“Did you ever feel lost?” asked the Chaplain in an almost conspiratorial tone.
“What? Well, I don’t know.”
“I mean did you ever feel lonely?”
“Certainly, haven’t you?”
The Chaplain was a little startled; then he answered quickly, “No, never. You see I have something to fall back on.”
“I suppose you do,” said Evans and he tried to sound thoughtful and sincere but he managed only to sound bored.
The Chaplain laughed. “I’m being unfair, talking to you like this when your mind’s on the ship and ... and things.”
“No, no, that’s all right. I’m very interested. I once wanted to be a preacher.” Evans added this for the sake of conversation.
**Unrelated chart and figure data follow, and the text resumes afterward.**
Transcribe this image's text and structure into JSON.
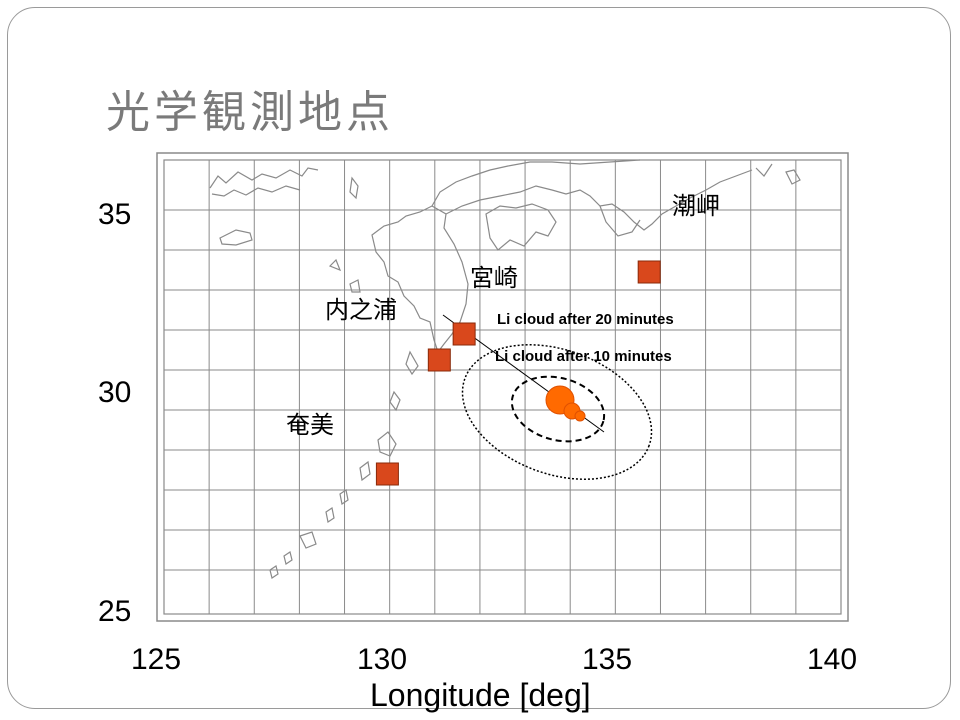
{
  "title": "光学観測地点",
  "axes": {
    "x_label": "Longitude [deg]",
    "x_ticks": [
      "125",
      "130",
      "135",
      "140"
    ],
    "y_ticks": [
      "35",
      "30",
      "25"
    ]
  },
  "stations": [
    {
      "name": "潮岬",
      "lon": 135.75,
      "lat": 33.45
    },
    {
      "name": "宮崎",
      "lon": 131.65,
      "lat": 31.9
    },
    {
      "name": "内之浦",
      "lon": 131.1,
      "lat": 31.25
    },
    {
      "name": "奄美",
      "lon": 129.95,
      "lat": 28.4
    }
  ],
  "cloud_labels": {
    "after_20": "Li cloud after 20 minutes",
    "after_10": "Li cloud after 10 minutes"
  },
  "colors": {
    "station_fill": "#d9481c",
    "cloud_fill": "#ff6a00",
    "grid": "#8a8a8a",
    "coast": "#8a8a8a",
    "title": "#7a7a7a"
  }
}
“Indeed, and why didn’t you become one?”
Evans thought a moment. Pictures of gray-haired men in black robes and gray-haired men advertising whiskey in the magazines were jumbled together in his inner eye. He had never become a minister for the simple reason that he had never been interested. But the thought that was suddenly the most shocking to him was that he had never wanted to become anything at all. He had just wanted to do what he liked. This was a revelation to him. He had thought about himself all his life but he had never been aware that he was different from most people. He just wanted to sail because he liked to sail and he wanted to get married again because it seemed like a comfortable way to live. Chaplains and Majors wanted to become Saints and Generals respectively.